[EM] Classifying 3-cand scenarios. LNHarm methods again.

Dave Ketchum davek at clarityconnect.com
Mon Apr 19 22:30:45 PDT 2010


On Apr 19, 2010, at 11:48 AM, Abd ul-Rahman Lomax wrote:
> At 11:55 PM 4/18/2010, Dave Ketchum wrote:
>> There are many elections with only one reasonable choice - such as a
>> good qualified worker trying for re-election.  Here even FPP would be
>> fine, and we hope for nothing that makes voting unreasonably labor
>> intensive.
>>
>> The many with two reasonable choices are also doable with FPP, though
>> needing TTR for help when losers prevent FPP from seeing a majority.

My words above related to simple elections.  Later I talked of  
others.  Abd responds to all kinds here.
>
>
> Or other advanced method. What is often overlooked in the discussion  
> of voting methods, due to the emphasis on deterministic methods that  
> always find a winner with one ballot, is that runoff voting provides  
> the voters with an opportunity to gain information and use it in the  
> runoff. If runoffs are special elections, the voters will tend to be  
> more informed. Runoffs make FPTP work much better, because,  
> obviously, if a majority, just voting for one, vote for a single  
> candidate, that's a deserving winner! (Sure, there are possible  
> exceptions, but that doesn't break the general rule.
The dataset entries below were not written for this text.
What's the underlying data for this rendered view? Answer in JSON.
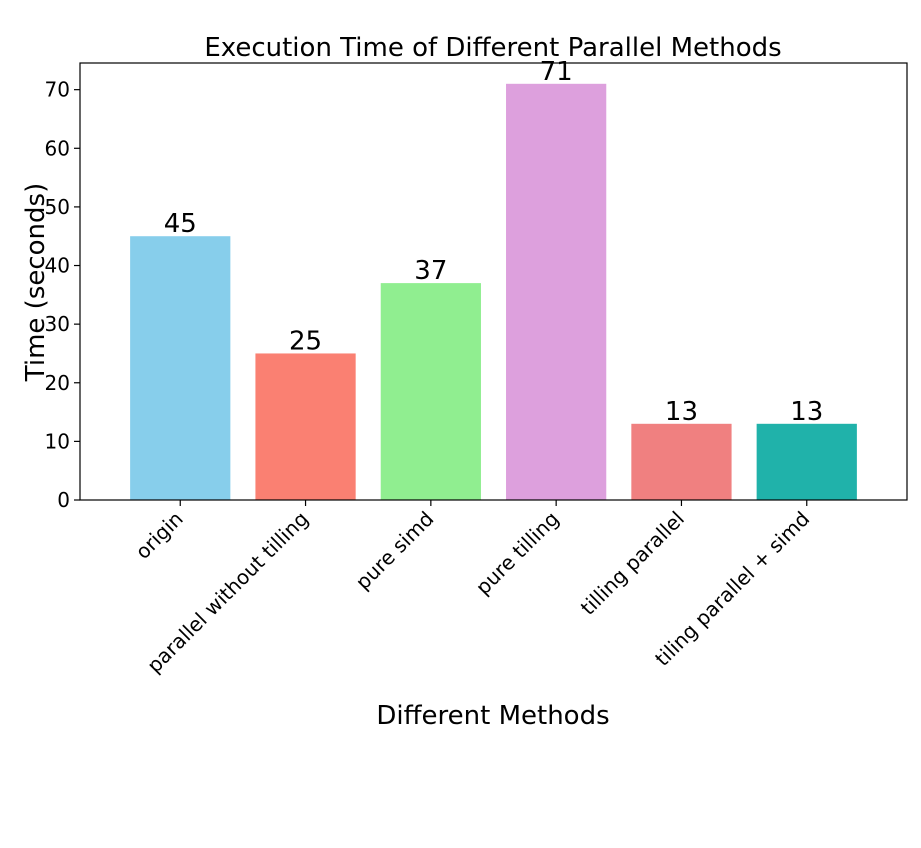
{
  "chart_data": {
    "type": "bar",
    "title": "Execution Time of Different Parallel Methods",
    "xlabel": "Different Methods",
    "ylabel": "Time (seconds)",
    "categories": [
      "origin",
      "parallel without tilling",
      "pure simd",
      "pure tilling",
      "tilling parallel",
      "tiling parallel + simd"
    ],
    "values": [
      45,
      25,
      37,
      71,
      13,
      13
    ],
    "colors": [
      "#87ceeb",
      "#fa8072",
      "#90ee90",
      "#dda0dd",
      "#f08080",
      "#20b2aa"
    ],
    "data_labels": [
      "45",
      "25",
      "37",
      "71",
      "13",
      "13"
    ],
    "ylim": [
      0,
      74.55
    ],
    "yticks": [
      0,
      10,
      20,
      30,
      40,
      50,
      60,
      70
    ],
    "ytick_labels": [
      "0",
      "10",
      "20",
      "30",
      "40",
      "50",
      "60",
      "70"
    ],
    "grid": false,
    "legend": "none"
  }
}
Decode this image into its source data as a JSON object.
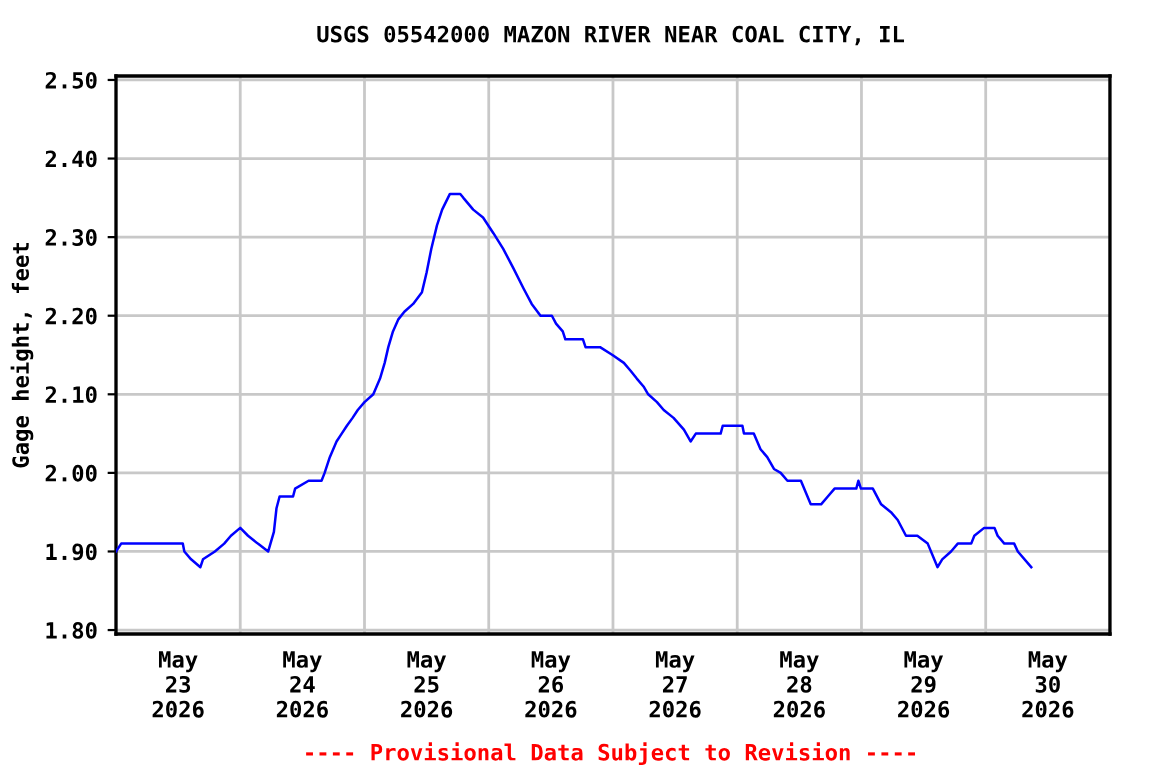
{
  "chart_data": {
    "type": "line",
    "title": "USGS 05542000 MAZON RIVER NEAR COAL CITY, IL",
    "ylabel": "Gage height, feet",
    "annotations": [
      "---- Provisional Data Subject to Revision ----"
    ],
    "x": [
      "2026-05-23T00:00",
      "2026-05-23T01:00",
      "2026-05-23T12:54",
      "2026-05-23T13:12",
      "2026-05-23T14:30",
      "2026-05-23T16:18",
      "2026-05-23T16:48",
      "2026-05-23T19:06",
      "2026-05-23T20:54",
      "2026-05-23T22:12",
      "2026-05-24T00:00",
      "2026-05-24T01:30",
      "2026-05-24T03:24",
      "2026-05-24T05:24",
      "2026-05-24T06:30",
      "2026-05-24T07:00",
      "2026-05-24T07:36",
      "2026-05-24T10:12",
      "2026-05-24T10:36",
      "2026-05-24T13:12",
      "2026-05-24T15:42",
      "2026-05-24T16:18",
      "2026-05-24T17:18",
      "2026-05-24T18:36",
      "2026-05-24T19:36",
      "2026-05-24T20:36",
      "2026-05-24T21:42",
      "2026-05-24T22:42",
      "2026-05-25T00:00",
      "2026-05-25T01:42",
      "2026-05-25T03:00",
      "2026-05-25T03:54",
      "2026-05-25T04:36",
      "2026-05-25T05:30",
      "2026-05-25T06:30",
      "2026-05-25T07:42",
      "2026-05-25T09:24",
      "2026-05-25T11:06",
      "2026-05-25T12:00",
      "2026-05-25T12:54",
      "2026-05-25T14:00",
      "2026-05-25T15:00",
      "2026-05-25T16:30",
      "2026-05-25T18:30",
      "2026-05-25T19:06",
      "2026-05-25T21:00",
      "2026-05-25T22:54",
      "2026-05-26T00:54",
      "2026-05-26T02:48",
      "2026-05-26T04:48",
      "2026-05-26T06:42",
      "2026-05-26T08:18",
      "2026-05-26T10:00",
      "2026-05-26T12:12",
      "2026-05-26T13:00",
      "2026-05-26T14:18",
      "2026-05-26T14:48",
      "2026-05-26T18:12",
      "2026-05-26T18:42",
      "2026-05-26T21:30",
      "2026-05-26T23:54",
      "2026-05-27T02:06",
      "2026-05-27T03:24",
      "2026-05-27T04:36",
      "2026-05-27T05:54",
      "2026-05-27T06:48",
      "2026-05-27T08:30",
      "2026-05-27T09:48",
      "2026-05-27T11:42",
      "2026-05-27T13:42",
      "2026-05-27T15:00",
      "2026-05-27T16:00",
      "2026-05-27T20:48",
      "2026-05-27T21:12",
      "2026-05-28T01:00",
      "2026-05-28T01:18",
      "2026-05-28T03:12",
      "2026-05-28T04:30",
      "2026-05-28T05:48",
      "2026-05-28T07:06",
      "2026-05-28T08:24",
      "2026-05-28T09:42",
      "2026-05-28T12:18",
      "2026-05-28T14:12",
      "2026-05-28T16:12",
      "2026-05-28T17:30",
      "2026-05-28T18:48",
      "2026-05-28T23:00",
      "2026-05-28T23:24",
      "2026-05-28T23:54",
      "2026-05-29T02:12",
      "2026-05-29T03:48",
      "2026-05-29T05:42",
      "2026-05-29T07:00",
      "2026-05-29T08:36",
      "2026-05-29T10:48",
      "2026-05-29T12:48",
      "2026-05-29T14:42",
      "2026-05-29T15:36",
      "2026-05-29T17:18",
      "2026-05-29T18:36",
      "2026-05-29T21:12",
      "2026-05-29T21:48",
      "2026-05-29T23:42",
      "2026-05-30T01:42",
      "2026-05-30T02:18",
      "2026-05-30T03:36",
      "2026-05-30T05:30",
      "2026-05-30T06:12",
      "2026-05-30T08:48"
    ],
    "series": [
      {
        "color": "#0000ff",
        "values": [
          1.9,
          1.91,
          1.91,
          1.9,
          1.89,
          1.88,
          1.89,
          1.9,
          1.91,
          1.92,
          1.93,
          1.92,
          1.91,
          1.9,
          1.925,
          1.955,
          1.97,
          1.97,
          1.98,
          1.99,
          1.99,
          2.0,
          2.02,
          2.04,
          2.05,
          2.06,
          2.07,
          2.08,
          2.09,
          2.1,
          2.12,
          2.14,
          2.16,
          2.18,
          2.195,
          2.205,
          2.215,
          2.23,
          2.255,
          2.285,
          2.315,
          2.335,
          2.355,
          2.355,
          2.35,
          2.335,
          2.325,
          2.305,
          2.285,
          2.26,
          2.235,
          2.215,
          2.2,
          2.2,
          2.19,
          2.18,
          2.17,
          2.17,
          2.16,
          2.16,
          2.15,
          2.14,
          2.13,
          2.12,
          2.11,
          2.1,
          2.09,
          2.08,
          2.07,
          2.055,
          2.04,
          2.05,
          2.05,
          2.06,
          2.06,
          2.05,
          2.05,
          2.03,
          2.02,
          2.005,
          2.0,
          1.99,
          1.99,
          1.96,
          1.96,
          1.97,
          1.98,
          1.98,
          1.99,
          1.98,
          1.98,
          1.96,
          1.95,
          1.94,
          1.92,
          1.92,
          1.91,
          1.88,
          1.89,
          1.9,
          1.91,
          1.91,
          1.92,
          1.93,
          1.93,
          1.92,
          1.91,
          1.91,
          1.9,
          1.88
        ]
      }
    ],
    "xlim": [
      "2026-05-23T00:00",
      "2026-05-31T00:00"
    ],
    "xticks": [
      {
        "value": "2026-05-23T12:00",
        "label": "May\n23\n2026"
      },
      {
        "value": "2026-05-24T12:00",
        "label": "May\n24\n2026"
      },
      {
        "value": "2026-05-25T12:00",
        "label": "May\n25\n2026"
      },
      {
        "value": "2026-05-26T12:00",
        "label": "May\n26\n2026"
      },
      {
        "value": "2026-05-27T12:00",
        "label": "May\n27\n2026"
      },
      {
        "value": "2026-05-28T12:00",
        "label": "May\n28\n2026"
      },
      {
        "value": "2026-05-29T12:00",
        "label": "May\n29\n2026"
      },
      {
        "value": "2026-05-30T12:00",
        "label": "May\n30\n2026"
      },
      {
        "value": "2026-05-24T00:00",
        "label": null
      },
      {
        "value": "2026-05-25T00:00",
        "label": null
      },
      {
        "value": "2026-05-26T00:00",
        "label": null
      },
      {
        "value": "2026-05-27T00:00",
        "label": null
      },
      {
        "value": "2026-05-28T00:00",
        "label": null
      },
      {
        "value": "2026-05-29T00:00",
        "label": null
      },
      {
        "value": "2026-05-30T00:00",
        "label": null
      }
    ],
    "ylim": [
      1.795,
      2.505
    ],
    "yticks": [
      {
        "value": 1.8,
        "label": "1.80"
      },
      {
        "value": 1.9,
        "label": "1.90"
      },
      {
        "value": 2.0,
        "label": "2.00"
      },
      {
        "value": 2.1,
        "label": "2.10"
      },
      {
        "value": 2.2,
        "label": "2.20"
      },
      {
        "value": 2.3,
        "label": "2.30"
      },
      {
        "value": 2.4,
        "label": "2.40"
      },
      {
        "value": 2.5,
        "label": "2.50"
      }
    ],
    "grid": true,
    "legend": false
  }
}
It just means  
> that there might be room for improvement.)

Plurality has been the major method in the US.

It gets in trouble with multiple candidates and none getting a  
majority - so do TTR runoffs.  TTR gets in trouble if the best  
candidate did not get enough votes to go to TTR (two others got more,  
even though not truly better).

It gets in trouble with clones and almost-clones.  This problem gets  
reduced a bit, though not cured, by parties doing primary elections.

Anyway, the aim was to do the major campaigning before the "main"  
election.

Abd would do more runoffs, leaning toward doing the major campaigning  
then.  I choke because I still see need for campaigning before the  
main election to get the "right" leaders to the runoff.

I would go to Condorcet:
      Forget primaries - Condorcet can tolerate clones and voters  
should be able to learn related voting.
      I would do less runoffs - voters can more completely express  
their desires.

Bucklin?  I see its way of handling ranking as not worth voters having  
to learn and use those rules.  Note that Condorcet only asks for  
ordering of ranks per voter desires.

Below Abd talks of Asset - interesting.
>
> However, Dodgson realized, and published in 1883 or so, a very  
> simple fact: most ordinary voters, working people, busy people with  
> families, etc., would often not know much more than a single  
> favorite candidate. With STV, which he was working on, these voters  
> are effectively disenfranchised, to a degree, unless they can  
> identify candidates by party or use voting guides or the like, which  
> then gives special power to political parties and leads away from  
> electing independent representatives who might be closer to the  
> people. So he invented Asset Voting, with an idea that is so simple  
> that when I first heard about Single Transferable Vote, I thought it  
> would be this: an exhausted ballot (or excess votes) would become  
> "the property" of the candidate receiving them. (I presume that if  
> the ballot wasn't a bullet vote, that it would go to the candidate  
> in first position, since that candidate would clearly best represent  
> the voter.)
>
> To my knowledge, only one Asset election has ever been held, the  
> election of the steering committee for the Election Science  
> Foundation. It was, to me, quite interesting, and confirmed, more  
> than I expected, that Asset is a powerful techique for obtaining  
> full representation. There were 17 voters electing a three-member  
> committee, and the election settled in about a week. The rules  
> weren't well nailed down, but the power of Asset was such that this  
> didn't matter. In the end, there was unanimity on the result, i.e.,  
> all agreed it was fair (except for one person whose objections were  
> a little unclear, at least to me, and it has to be said that he did  
> vote for someone who did produce the result.)
>
> We should produce a standard set of rules for Asset election for on- 
> line use, as through a mailing list with some provision for voting.  
> The election was secret ballot; this is possible with Asset and is  
> perhaps more difficult with delegable proxy. DP, of course, can be  
> used to create an Asset Assembly with any desired number of  
> representatives, the principles are similar. Asset is generally  
> designed to create a peer assembly, where every member has the same  
> voting power. I don't recommend DP for actual election, but for  
> negotiation of election, if you can see the difference.... Asset,  
> though, could be used immediately and raises no particular security  
> issues beyond what are already issues with secret ballot.